Community funds, including a joint checking account or savings account can be used to pay attorney fees and necessities of life during the pendency of a divorce case. It is important, however, to keep careful accounting of all community funds used for attorney fees or any purpose, because Family Code section 721 requires a party who has utilized community assets to account to the other party about how such assets were used.

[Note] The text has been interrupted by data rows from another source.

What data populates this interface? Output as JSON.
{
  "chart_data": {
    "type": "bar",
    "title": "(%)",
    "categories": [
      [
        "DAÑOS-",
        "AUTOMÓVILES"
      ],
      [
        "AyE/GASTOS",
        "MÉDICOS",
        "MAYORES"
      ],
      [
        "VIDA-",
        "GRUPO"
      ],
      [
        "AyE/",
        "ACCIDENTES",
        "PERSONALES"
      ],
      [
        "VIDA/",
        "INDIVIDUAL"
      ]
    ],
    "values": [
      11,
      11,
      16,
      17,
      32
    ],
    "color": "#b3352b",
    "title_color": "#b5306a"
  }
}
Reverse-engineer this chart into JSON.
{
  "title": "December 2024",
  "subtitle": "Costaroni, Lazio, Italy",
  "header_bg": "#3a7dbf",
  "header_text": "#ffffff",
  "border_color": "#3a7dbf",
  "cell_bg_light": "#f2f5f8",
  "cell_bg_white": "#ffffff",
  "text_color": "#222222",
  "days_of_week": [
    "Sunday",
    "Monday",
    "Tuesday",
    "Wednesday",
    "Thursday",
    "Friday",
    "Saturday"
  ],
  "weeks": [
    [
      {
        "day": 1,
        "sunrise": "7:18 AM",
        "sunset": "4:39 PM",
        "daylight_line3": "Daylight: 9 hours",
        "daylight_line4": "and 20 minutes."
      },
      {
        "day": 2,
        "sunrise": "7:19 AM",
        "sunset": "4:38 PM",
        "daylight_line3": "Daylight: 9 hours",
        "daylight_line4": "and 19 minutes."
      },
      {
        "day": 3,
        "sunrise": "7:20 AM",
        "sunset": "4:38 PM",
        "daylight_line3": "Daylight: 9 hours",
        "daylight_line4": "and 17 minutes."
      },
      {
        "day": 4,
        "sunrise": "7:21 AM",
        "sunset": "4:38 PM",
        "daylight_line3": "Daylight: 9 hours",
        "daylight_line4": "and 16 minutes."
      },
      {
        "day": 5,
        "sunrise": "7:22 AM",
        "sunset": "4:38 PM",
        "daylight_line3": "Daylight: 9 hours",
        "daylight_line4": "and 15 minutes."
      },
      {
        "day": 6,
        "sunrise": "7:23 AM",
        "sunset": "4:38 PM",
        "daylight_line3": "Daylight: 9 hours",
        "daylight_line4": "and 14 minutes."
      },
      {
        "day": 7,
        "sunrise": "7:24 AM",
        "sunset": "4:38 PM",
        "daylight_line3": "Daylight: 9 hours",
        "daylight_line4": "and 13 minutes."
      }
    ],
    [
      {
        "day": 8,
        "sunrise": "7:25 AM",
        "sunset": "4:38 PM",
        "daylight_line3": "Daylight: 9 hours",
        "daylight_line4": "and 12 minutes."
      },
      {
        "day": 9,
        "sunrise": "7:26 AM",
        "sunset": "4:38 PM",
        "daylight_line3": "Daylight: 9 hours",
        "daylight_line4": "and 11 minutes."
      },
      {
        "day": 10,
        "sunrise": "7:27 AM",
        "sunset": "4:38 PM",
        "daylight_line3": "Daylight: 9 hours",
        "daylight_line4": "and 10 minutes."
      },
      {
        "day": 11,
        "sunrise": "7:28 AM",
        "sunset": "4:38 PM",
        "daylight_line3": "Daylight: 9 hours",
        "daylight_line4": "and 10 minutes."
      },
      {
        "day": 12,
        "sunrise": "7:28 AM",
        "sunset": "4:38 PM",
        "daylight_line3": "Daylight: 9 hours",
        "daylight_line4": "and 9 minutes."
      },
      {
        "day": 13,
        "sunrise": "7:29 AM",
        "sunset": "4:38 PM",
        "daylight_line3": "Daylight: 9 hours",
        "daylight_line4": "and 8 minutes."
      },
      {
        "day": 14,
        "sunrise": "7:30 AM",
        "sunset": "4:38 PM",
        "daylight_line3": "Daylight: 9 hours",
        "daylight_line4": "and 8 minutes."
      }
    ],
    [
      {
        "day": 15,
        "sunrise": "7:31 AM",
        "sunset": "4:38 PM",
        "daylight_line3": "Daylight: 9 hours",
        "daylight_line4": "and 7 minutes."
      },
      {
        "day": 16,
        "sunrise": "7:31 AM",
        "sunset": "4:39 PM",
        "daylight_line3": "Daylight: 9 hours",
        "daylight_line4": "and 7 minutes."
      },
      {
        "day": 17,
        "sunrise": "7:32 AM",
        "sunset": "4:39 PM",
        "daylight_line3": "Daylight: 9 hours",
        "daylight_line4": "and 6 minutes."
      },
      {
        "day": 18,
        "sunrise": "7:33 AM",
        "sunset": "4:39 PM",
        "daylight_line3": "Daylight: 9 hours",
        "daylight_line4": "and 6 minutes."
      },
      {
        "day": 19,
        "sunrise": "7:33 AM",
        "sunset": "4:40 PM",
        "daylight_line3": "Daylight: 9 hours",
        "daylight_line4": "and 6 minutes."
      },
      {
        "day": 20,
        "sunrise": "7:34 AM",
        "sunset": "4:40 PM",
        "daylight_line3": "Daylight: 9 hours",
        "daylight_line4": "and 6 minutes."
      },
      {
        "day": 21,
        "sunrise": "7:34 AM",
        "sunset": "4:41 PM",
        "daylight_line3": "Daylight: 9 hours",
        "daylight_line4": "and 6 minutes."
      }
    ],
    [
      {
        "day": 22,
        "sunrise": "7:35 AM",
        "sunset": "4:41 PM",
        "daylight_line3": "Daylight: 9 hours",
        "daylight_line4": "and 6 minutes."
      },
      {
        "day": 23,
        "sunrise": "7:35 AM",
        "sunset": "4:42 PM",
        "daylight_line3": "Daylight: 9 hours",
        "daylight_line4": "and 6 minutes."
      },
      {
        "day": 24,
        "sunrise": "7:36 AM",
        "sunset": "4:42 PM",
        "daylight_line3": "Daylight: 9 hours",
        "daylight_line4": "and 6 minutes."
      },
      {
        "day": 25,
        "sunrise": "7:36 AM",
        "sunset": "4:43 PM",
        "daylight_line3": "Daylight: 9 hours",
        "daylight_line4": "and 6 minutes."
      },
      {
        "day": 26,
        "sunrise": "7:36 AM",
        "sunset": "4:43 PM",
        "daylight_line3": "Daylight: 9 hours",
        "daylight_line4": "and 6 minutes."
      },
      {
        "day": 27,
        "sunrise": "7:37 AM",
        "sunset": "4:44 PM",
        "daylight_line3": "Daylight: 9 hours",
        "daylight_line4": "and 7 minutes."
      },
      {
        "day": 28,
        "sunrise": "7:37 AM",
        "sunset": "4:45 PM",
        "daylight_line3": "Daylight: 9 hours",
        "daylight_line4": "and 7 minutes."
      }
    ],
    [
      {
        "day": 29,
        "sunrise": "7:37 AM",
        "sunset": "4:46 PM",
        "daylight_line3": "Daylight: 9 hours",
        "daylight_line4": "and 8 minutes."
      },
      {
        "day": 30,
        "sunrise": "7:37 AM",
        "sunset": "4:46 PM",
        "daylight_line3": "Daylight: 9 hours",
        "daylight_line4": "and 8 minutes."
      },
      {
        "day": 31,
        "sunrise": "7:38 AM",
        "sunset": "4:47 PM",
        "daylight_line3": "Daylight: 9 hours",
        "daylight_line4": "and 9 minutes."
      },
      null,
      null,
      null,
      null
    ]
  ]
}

A separate property account may also be used to pay attorney fees and the party who owns such account may also be required to pay the attorney fees of the other party. Family Code section 2032 allows for the attorney fees of spouse who is in an inferior financial position to be paid from the separate income or assets of a spouse in a superior financial position. Automatic temporary restraining orders (ATROs) go into effect when a Petition for Dissolution (divorce) has been filed. The ATROs prohibit the use or transfer of community and separate assets for most purposes, with the exception of attorney fees. In other words, payment of attorney fees for family law cases from community or separate funds is permitted in California without first obtaining the permission of the other party or permission from the court. However, any party using assets for attorney fees or any other purpose after a divorce case has begun should be prepared to account to the other party as to when and how such funds were used.
If a Petition for dissolution has been filed with the court, then you will file a Request for Order (RFO) asking the court to make orders requiring your spouse to pay your attorney fees for your divorce case. The court will consider the attorney fees you need to retain an attorney and the attorney fees required to have representation throughout the pendency of your divorce case.
Family Code sections 2030 states that each party shall have equal access to legal representation in a divorce, legal separation and annulment proceeding, and this means that one spouse may be required to pay the attorney fees of the other spouse. Income and Expense Declarations (FL-150) must be filed when seeking attorney fees in a family law case, as well as a declaration that addresses the factors in Family Code section 4320. Those factors include the income, earning capacity, assets, and debts of each party; the age and health of each party; duration of the marriage; and, the ability of a party to be gainfully employed without unduly interfering with the interests of the dependent children in the care of that party. While taking into consideration the factors in Family Code section 4320, the court will determine if one spouse is in the position to pay his or her attorney fees in addition to those of the other party. Also, in circumstances where one parent has custody of the parties’ minor children, the non-custodial parent who is in a financial position to pay his or her own fees and those of the other party, may be ordered to pay both.
Divorce will likely place a financial strain on both parties and the family courts will do their best to ensure that both parties can be represented and that such costs are allocated as equitably as possible given the parties’ respective financial positions.